A poucas semanas do momento decisivo, a perspectiva política para os republicanos é bastante sombria, ao reverter-se o quadro de moderado otimismo em vigor até há alguns dias, quando John McCain, a despeito da notabilizada ausência de carisma, conseguiu manter-se empatado tecnicamente com o entusiástico Barack Obama.

 

A justificativa para isto deveu-se ao arranjo executado na política externa, acerbamente analisada desde o segundo termo de George Bush, pelo Departamento de Defesa com as seguintes medidas: a primeira conecta-se com a permanência temporária de mais efetivos em território iraquiano e a outra com a composição financeira com líderes políticos e militares locais dos centros urbanos, onde grassa o desemprego na população mais jovem.

 

Desde o fim do primeiro semestre, o grau de críticas lançadas à política exterior da administração Bush tem arrefecido, o que possibilitou, em agosto, o Departamento de Estado a arriscar-se politicamente a repreender a Rússia, em decorrência da inesperada defesa militar da Ossétia do Sul, área em litígio na Geórgia, pelo Kremlin.

 

A manifestação intimorata de Washington junto a Moscou reverberou para o público norte-americano como a retomada da confiança na condução da política exterior, embora ao restante do mundo tenha parecido mera exasperação. Na realidade, o desejo era demonstrar ao eleitorado que os republicanos são mais bem preparados para defender o interesse nacional.

 

Contudo, a debilidade de várias instituições financeiras de porte, oriunda do longo manejo incorreto do setor de hipotecas, espalha-se com a feição de rastilho na economia, tendo obrigado a Casa Branca a dispor de centenas de bilhões de dólares para amenizar oficialmente os efeitos contraproducentes para a sua população, especialmente para a endividada classe média.

 

Involuntariamente, o governo George Bush, ao intervir maciçamente no mercado, comunicou ao mundo a sua descrença cabal no virtuosismo do neoliberalismo, pregado de maneira diuturna no último quarto de século. O laconismo da declaração do primeiro escalão republicano aos meios de comunicação não foi suficiente para dissipar a melancolia do reconhecimento implícito da incompetência de um mercado auto-regulado.

 

Mesmo com a economia em dificuldades, não se deve dispor a política exterior para o segundo plano. O posicionamento subscrito da Casa Branca para opor-se ao terrorismo após o atentado de 11 de setembro é equivocado. Até mesmo o Paquistão, aliado, ainda que ambíguo, de Washington, retrocedeu e, desta maneira, ocasionou a retirada do poder, em agosto último, do General Pervez Musharraf pela renúncia, a fim de isentar-se um processo de impedimento.

 

A possibilidade de modificar o ambiente internacional pelo emprego da força, conforme aconselhou o Departamento de Defesa momentos depois do ataque a Nova York em 2001, está descartada.
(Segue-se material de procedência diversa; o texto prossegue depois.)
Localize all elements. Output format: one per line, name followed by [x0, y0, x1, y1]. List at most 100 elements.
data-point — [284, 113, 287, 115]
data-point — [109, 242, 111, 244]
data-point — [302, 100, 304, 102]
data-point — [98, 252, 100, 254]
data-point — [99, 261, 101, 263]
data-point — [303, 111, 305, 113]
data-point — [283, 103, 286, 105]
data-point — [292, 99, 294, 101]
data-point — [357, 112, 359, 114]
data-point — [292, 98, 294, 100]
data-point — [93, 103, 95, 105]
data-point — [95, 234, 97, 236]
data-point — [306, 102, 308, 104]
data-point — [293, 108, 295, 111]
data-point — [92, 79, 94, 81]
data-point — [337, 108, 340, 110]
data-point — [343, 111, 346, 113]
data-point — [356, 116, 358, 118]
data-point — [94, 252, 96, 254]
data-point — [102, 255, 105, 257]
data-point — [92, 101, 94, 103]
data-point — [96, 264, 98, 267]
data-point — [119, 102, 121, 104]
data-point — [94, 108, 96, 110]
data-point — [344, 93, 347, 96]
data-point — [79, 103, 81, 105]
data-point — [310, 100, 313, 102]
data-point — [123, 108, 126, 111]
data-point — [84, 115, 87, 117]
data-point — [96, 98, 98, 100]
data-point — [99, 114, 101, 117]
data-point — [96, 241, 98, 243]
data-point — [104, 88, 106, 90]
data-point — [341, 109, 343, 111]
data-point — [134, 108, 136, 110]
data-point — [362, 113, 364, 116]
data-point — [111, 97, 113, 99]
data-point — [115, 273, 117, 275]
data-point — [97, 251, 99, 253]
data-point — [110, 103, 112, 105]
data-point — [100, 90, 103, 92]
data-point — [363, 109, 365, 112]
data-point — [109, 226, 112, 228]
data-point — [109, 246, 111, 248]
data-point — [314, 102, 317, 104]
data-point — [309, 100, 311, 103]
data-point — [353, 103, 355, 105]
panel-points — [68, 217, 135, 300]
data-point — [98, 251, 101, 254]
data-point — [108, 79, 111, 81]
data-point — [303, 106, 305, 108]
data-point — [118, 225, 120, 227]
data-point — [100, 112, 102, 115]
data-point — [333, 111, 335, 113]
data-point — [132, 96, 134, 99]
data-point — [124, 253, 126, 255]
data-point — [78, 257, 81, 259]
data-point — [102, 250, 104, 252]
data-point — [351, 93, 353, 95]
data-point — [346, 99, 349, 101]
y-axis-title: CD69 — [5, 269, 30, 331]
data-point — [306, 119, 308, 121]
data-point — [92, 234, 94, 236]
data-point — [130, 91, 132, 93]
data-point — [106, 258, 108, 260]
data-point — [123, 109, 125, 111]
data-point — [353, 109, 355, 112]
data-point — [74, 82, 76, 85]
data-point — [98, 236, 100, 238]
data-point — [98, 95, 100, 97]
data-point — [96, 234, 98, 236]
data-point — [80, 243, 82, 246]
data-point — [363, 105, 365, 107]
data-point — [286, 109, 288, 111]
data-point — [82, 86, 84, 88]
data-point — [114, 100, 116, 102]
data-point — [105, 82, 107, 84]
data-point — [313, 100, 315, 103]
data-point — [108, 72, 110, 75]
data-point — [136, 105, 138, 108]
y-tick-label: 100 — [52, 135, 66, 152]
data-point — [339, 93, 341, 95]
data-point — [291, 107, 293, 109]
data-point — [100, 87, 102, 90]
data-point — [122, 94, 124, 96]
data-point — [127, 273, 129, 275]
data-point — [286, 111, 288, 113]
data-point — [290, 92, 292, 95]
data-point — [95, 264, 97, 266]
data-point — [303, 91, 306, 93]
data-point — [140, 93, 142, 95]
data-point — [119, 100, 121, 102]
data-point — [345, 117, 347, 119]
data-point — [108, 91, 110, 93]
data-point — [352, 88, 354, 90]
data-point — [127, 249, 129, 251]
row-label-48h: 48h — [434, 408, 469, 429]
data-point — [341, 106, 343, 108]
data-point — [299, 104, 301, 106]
Duas tentativas em menos de dois anos foram feitas sem êxito. Não houve a pacificação regional, via destituição de tiranizadores, nem a eliminação de um fermento anti-americano.

 

Os formuladores neoconservadores realmente acreditaram que a presença norte-americana seria o empuxo necessário para remodelar o Oriente Médio, com ditadores a tombar tais quais peças de dominó. Sem os talibãs no Afeganistão e sem os baathistas no Iraque, a pedra iraniana e a síria também logo cairiam. Finalmente, a região se estabilizaria. A democracia seria o coroamento do processo.

 

No entanto, nenhuma das previsões se materializou, de sorte que a missão libertadora neocon deve de fato parar no Iraque, a fim de que os Estados Unidos tenham condição de avaliar os custos materiais e – principalmente – políticos do desastrado empreendimento.

 

Virgílio Arraes é doutor em História das Relações Internacionais pela Universidade de Brasília e professor colaborador do Instituto de Relações Internacionais da mesma instituição.